What were the official causes of death for immigration detainees in 2025 and were autopsies performed?
Executive summary
In 2025 U.S. Immigration and Customs Enforcement reported the deadliest year for detainees in two decades, with roughly 30–32 deaths; official causes listed by ICE and reported media included suicides, suspected organ failure (liver and/or kidney), seizures and other medical events, and at least one death later ruled a homicide by a local medical examiner [1] [2] [3] [4]. Autopsies were performed in some high-profile cases—most notably the El Paso County autopsy that concluded Geraldo Lunas Campos died of asphyxia and classified the death as a homicide—while other deaths were initially reported by ICE as “presumed” or “suspected” causes and in many instances families and lawmakers say full independent autopsy reports and related mortality reviews have not been made publicly available [5] [6] [7] [8].
1. Official toll and the causes ICE reported
ICE’s own public reporting and contemporaneous media tallies show 2025 as an outlier year for in-custody deaths, with agency lists and independent compilations placing the total around 30–32 deaths, the highest since 2004 [8] [2] [9]. The causes ICE released or described publicly were varied: multiple deaths were reported as suicides or “presumed suicide,” several were described as medical events such as seizures or liver/kidney failure, and others were reported as deaths following hospital transfers—language ICE often frames as preliminary or “suspected” causes [4] [1] [3].
2. Where autopsies were performed and what they found
Autopsies by local medical examiners produced clear, sometimes conflicting, findings in key cases: the El Paso County Medical Examiner’s autopsy determined Geraldo Lunas Campos died from asphyxia due to neck and torso compression and ruled the death a homicide, a conclusion at odds with ICE’s initial account that he had attempted suicide [5] [6]. Reporting indicates other bodies were sent to county examiners or military medical facilities—one autopsy was performed at the Army medical center at Fort Bliss in a separate case—while ICE’s public notices sometimes did not attach or detail full autopsy reports in the agency’s initial announcements [6] [3].
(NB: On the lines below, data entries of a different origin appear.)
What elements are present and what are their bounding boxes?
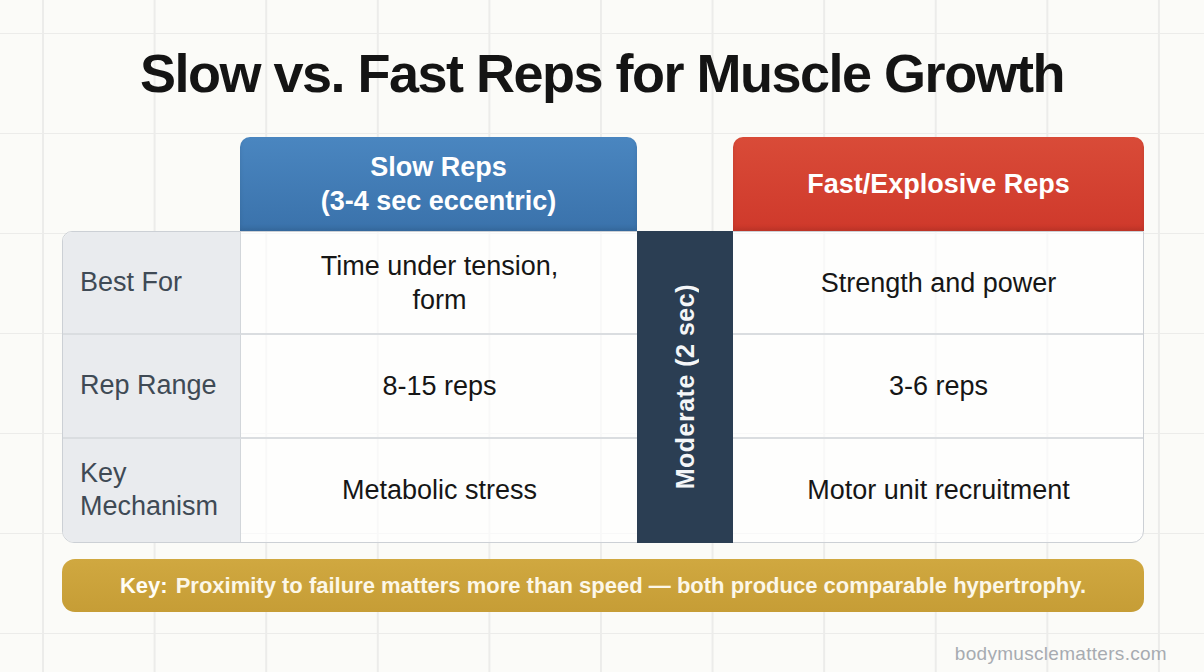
cell-slow-best-for: Time under tension, form (241, 232, 638, 335)
cell-slow-key-mechanism: Metabolic stress (241, 439, 638, 542)
cell-fast-key-mechanism: Motor unit recruitment (734, 439, 1143, 542)
row-label-rep-range: Rep Range (63, 335, 241, 438)
page-title: Slow vs. Fast Reps for Muscle Growth (0, 42, 1204, 104)
column-moderate: Moderate (2 sec) (637, 231, 733, 543)
moderate-column-label: Moderate (2 sec) (671, 284, 700, 489)
row-label-key-mechanism: Key Mechanism (63, 439, 241, 542)
slow-header-line2: (3-4 sec eccentric) (321, 184, 557, 218)
fast-header-label: Fast/Explosive Reps (807, 167, 1070, 201)
key-banner-prefix: Key: (120, 573, 168, 599)
comparison-table: Best For Time under tension, form Streng… (62, 231, 1144, 543)
key-banner: Key: Proximity to failure matters more t… (62, 559, 1144, 612)
cell-fast-best-for: Strength and power (734, 232, 1143, 335)
column-header-fast-reps: Fast/Explosive Reps (733, 137, 1144, 231)
watermark: bodymusclematters.com (955, 643, 1167, 665)
key-banner-text: Proximity to failure matters more than s… (176, 573, 1086, 599)
slow-header-line1: Slow Reps (370, 150, 507, 184)
infographic-canvas: Slow vs. Fast Reps for Muscle Growth Slo… (0, 0, 1204, 672)
column-header-slow-reps: Slow Reps (3-4 sec eccentric) (240, 137, 637, 231)
cell-fast-rep-range: 3-6 reps (734, 335, 1143, 438)
cell-slow-rep-range: 8-15 reps (241, 335, 638, 438)
row-label-best-for: Best For (63, 232, 241, 335)
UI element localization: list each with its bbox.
3. Gaps, disputes and oversight pressure
Families, advocates and some members of Congress pressed for independent autopsies, full mortality reviews and detainee death records, arguing ICE’s initial characterizations have sometimes been incomplete or contested; for example, relatives of some detainees have formally requested independent autopsies and lawmakers have demanded copies of autopsy and mortality review documents from DHS and ICE [1] [7]. Independent organizations and press outlets documenting the deaths note that ICE’s policies require reporting and reviews but that public transparency and timely release of full autopsy and review materials have often lagged, prompting FOIA litigation and congressional inquiries [8] [9] [7].
4. Patterns, uncertainties and why some causes remain provisional
Multiple sources show that ICE’s 2025 notices frequently used preliminary language—“presumed,” “suspected,” or “apparent”—because cause-of-death determinations can change after autopsy and review, and because different jurisdictions (county medical examiners, military facilities) may conduct their own examinations with varying public disclosure practices [8] [6]. Reporting from outlets such as The Guardian, Reuters, PBS and CBC documents specific autopsy results in several cases but also underscores that for many of the roughly 30–32 deaths the agency’s initial public statements remain the most readily available official assertions, leaving unresolved questions about how many full external autopsies were completed and publicly released [1] [2] [5] [3].
5. Conclusion: what is established and what is not
It is established that ICE reported the causes of death in 2025 across a range of categories—suicide, organ failure, seizures and other medical events—and that at least one high-profile death was later ruled a homicide by a county medical examiner [4] [1] [5]. What remains partially opaque is the completeness and public availability of autopsy and mortality-review documentation for the full set of 2025 detainee deaths: some autopsies were performed and reported by local or military examiners, but advocates, families and members of Congress have repeatedly demanded additional independent autopsies and the full release of mortality reviews and related documents to resolve contested accounts [6] [7] [8].